Live Review

Interpol, Alexandra Palace, London

1st September 2017

The band’s now-legendary debut album is run through in full with precision.

No album in this millenium has quite captured a time and (particularly) a place as well as Interpol’s 2002 debut ‘Turn On The Bright Lights’. Sure, ‘Is This It?’ by The Strokes is remembered as ‘the sound of ’00s New York’, but ‘Turn On The Bright Lights is an album with a vision so strong that it’s impossible to not be transported across the Atlantic to its birthplace when cruising through its fifty minutes.

From the moment those iconic opening chords of ‘Untitled’ ring out across a packed Alexandra Palace tonight - mid-way through an extensive tour playing the album in full for its 15th anniversary - this becomes a show like few others.
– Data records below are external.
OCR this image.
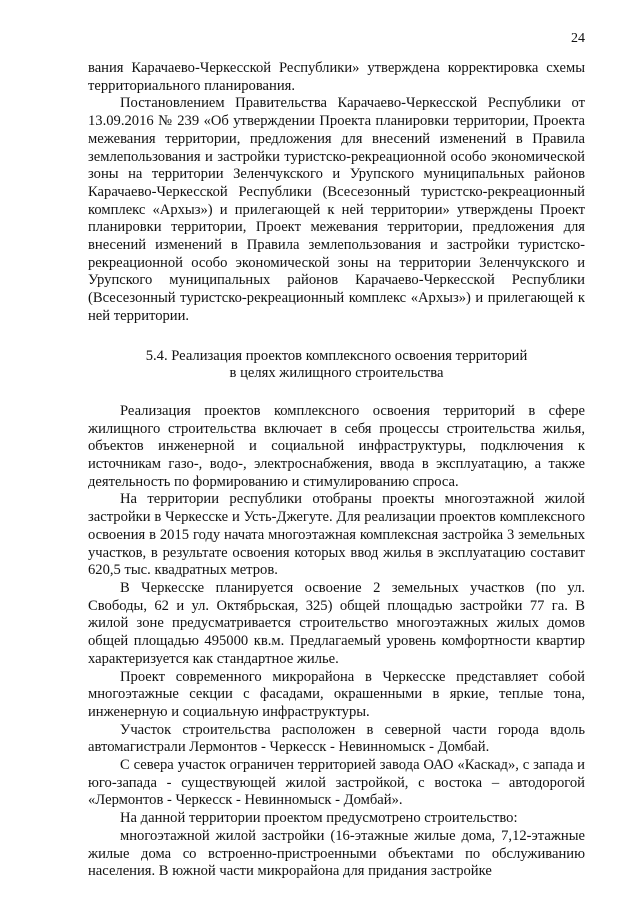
24

вания Карачаево-Черкесской Республики» утверждена корректировка схемы территориального планирования.

Постановлением Правительства Карачаево-Черкесской Республики от 13.09.2016 № 239 «Об утверждении Проекта планировки территории, Проекта межевания территории, предложения для внесений изменений в Правила землепользования и застройки туристско-рекреационной особо экономической зоны на территории Зеленчукского и Урупского муниципальных районов Карачаево-Черкесской Республики (Всесезонный туристско-рекреационный комплекс «Архыз») и прилегающей к ней территории» утверждены Проект планировки территории, Проект межевания территории, предложения для внесений изменений в Правила землепользования и застройки туристско-рекреационной особо экономической зоны на территории Зеленчукского и Урупского муниципальных районов Карачаево-Черкесской Республики (Всесезонный туристско-рекреационный комплекс «Архыз») и прилегающей к ней территории.

5.4. Реализация проектов комплексного освоения территорий
в целях жилищного строительства

Реализация проектов комплексного освоения территорий в сфере жилищного строительства включает в себя процессы строительства жилья, объектов инженерной и социальной инфраструктуры, подключения к источникам газо-, водо-, электроснабжения, ввода в эксплуатацию, а также деятельность по формированию и стимулированию спроса.

На территории республики отобраны проекты многоэтажной жилой застройки в Черкесске и Усть-Джегуте. Для реализации проектов комплексного освоения в 2015 году начата многоэтажная комплексная застройка 3 земельных участков, в результате освоения которых ввод жилья в эксплуатацию составит 620,5 тыс. квадратных метров.

В Черкесске планируется освоение 2 земельных участков (по ул. Свободы, 62 и ул. Октябрьская, 325) общей площадью застройки 77 га. В жилой зоне предусматривается строительство многоэтажных жилых домов общей площадью 495000 кв.м. Предлагаемый уровень комфортности квартир характеризуется как стандартное жилье.

Проект современного микрорайона в Черкесске представляет собой многоэтажные секции с фасадами, окрашенными в яркие, теплые тона, инженерную и социальную инфраструктуры.

Участок строительства расположен в северной части города вдоль автомагистрали Лермонтов - Черкесск - Невинномыск - Домбай.

С севера участок ограничен территорией завода ОАО «Каскад», с запада и юго-запада - существующей жилой застройкой, с востока – автодорогой «Лермонтов - Черкесск - Невинномыск - Домбай».

На данной территории проектом предусмотрено строительство:

многоэтажной жилой застройки (16-этажные жилые дома, 7,12-этажные жилые дома со встроенно-пристроенными объектами по обслуживанию населения. В южной части микрорайона для придания застройке
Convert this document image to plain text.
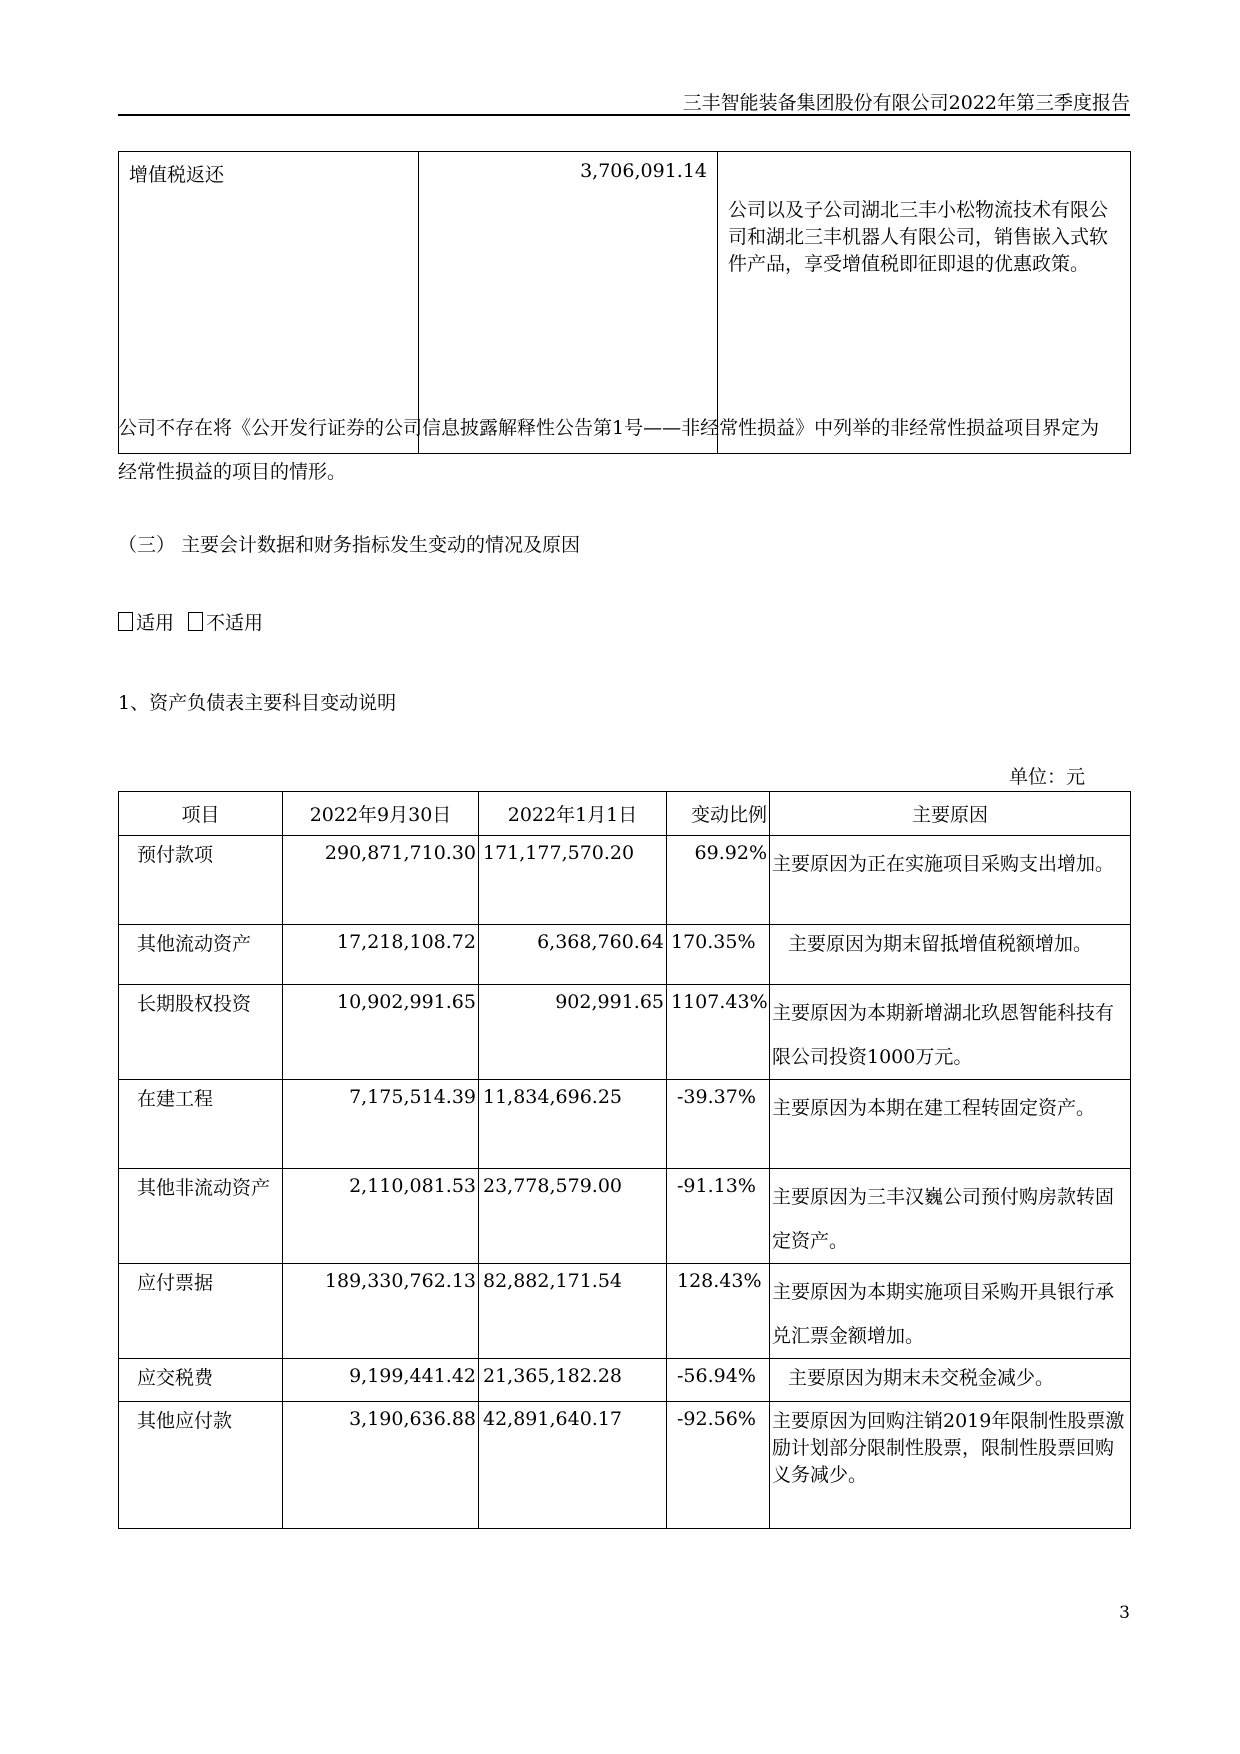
三丰智能装备集团股份有限公司2022年第三季度报告
增值税返还	3,706,091.14	公司以及子公司湖北三丰小松物流技术有限公司和湖北三丰机器人有限公司，销售嵌入式软件产品，享受增值税即征即退的优惠政策。
公司不存在将《公开发行证券的公司信息披露解释性公告第1号——非经常性损益》中列举的非经常性损益项目界定为经常性损益的项目的情形。
（三） 主要会计数据和财务指标发生变动的情况及原因
适用 不适用
1、资产负债表主要科目变动说明
单位：元
项目	2022年9月30日	2022年1月1日	变动比例	主要原因
预付款项	290,871,710.30	171,177,570.20	69.92%	主要原因为正在实施项目采购支出增加。
其他流动资产	17,218,108.72	6,368,760.64	170.35%	主要原因为期末留抵增值税额增加。
长期股权投资	10,902,991.65	902,991.65	1107.43%	主要原因为本期新增湖北玖恩智能科技有限公司投资1000万元。
在建工程	7,175,514.39	11,834,696.25	-39.37%	主要原因为本期在建工程转固定资产。
其他非流动资产	2,110,081.53	23,778,579.00	-91.13%	主要原因为三丰汉巍公司预付购房款转固定资产。
应付票据	189,330,762.13	82,882,171.54	128.43%	主要原因为本期实施项目采购开具银行承兑汇票金额增加。
应交税费	9,199,441.42	21,365,182.28	-56.94%	主要原因为期末未交税金减少。
其他应付款	3,190,636.88	42,891,640.17	-92.56%	主要原因为回购注销2019年限制性股票激励计划部分限制性股票，限制性股票回购义务减少。
3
With those who were in the formative years of their teens when ‘Turn On The Bright Lights’ came out stood alongside some who weren’t even born, the set is a unifying experience. The album is so ingrained into pretty much most of the 10,000 gathered in North London tonight that every backing vocal, guitar lick and drum fill is acted out or badly imitated. Opening lyrics of the following song on the album are sang before the band even start playing. For a record so insular, dark and personal for so many, it’s easy to forget how many others it connected with, and still does - tonight’s show is a brilliant reminder of that.

Interpol, Alexandra Palace, London Interpol, Alexandra Palace, London Interpol, Alexandra Palace, London

There's a few technical hitches - Sam Fogarino's snare drum only properly thwacks into life half way through the album roll-out, and Paul Banks is let down by his microphone during 'Obstacle 1' - but for the most part, Interpol are impeccably tight this evening.

The album i played out almost exactly how it appears on record - much to the crowd's delight, coming to the show to envelope themselves in the album they know so well, note for note - but the brilliant 'Stella Was A Diver And She Was Always Down' is beefed up and extended, with its follow-up 'Roland' even more aggressive than on record.

The album finishes with the dark, creepy 'Leif Erikson' and bonus track 'Specialist' before the band return for an encore of greatest hits. 'Turn On The Bright Lights' aside, the band have still made some of 2000s indie-rock's most loved anthems, shown when 'Slow Hands' incites an unexpected sea of hands in the air and jumping bodies.

'The Heinrich Maneuvre' - lifted from third record 'Our Love To Admire' - is still a tight, springy earworm, while set closer 'Evil' is nothing short of anthemic. The seven-song encore confirms just how special Interpol are across their five album career so far, but it's 'Turn On The Bright Lights' that remains their (ahem) brightest star, an album that can still hit frighteningly close to home after a decade and a half. For everyone at Ally Pally tonight, hearing it in full will be unforgettable.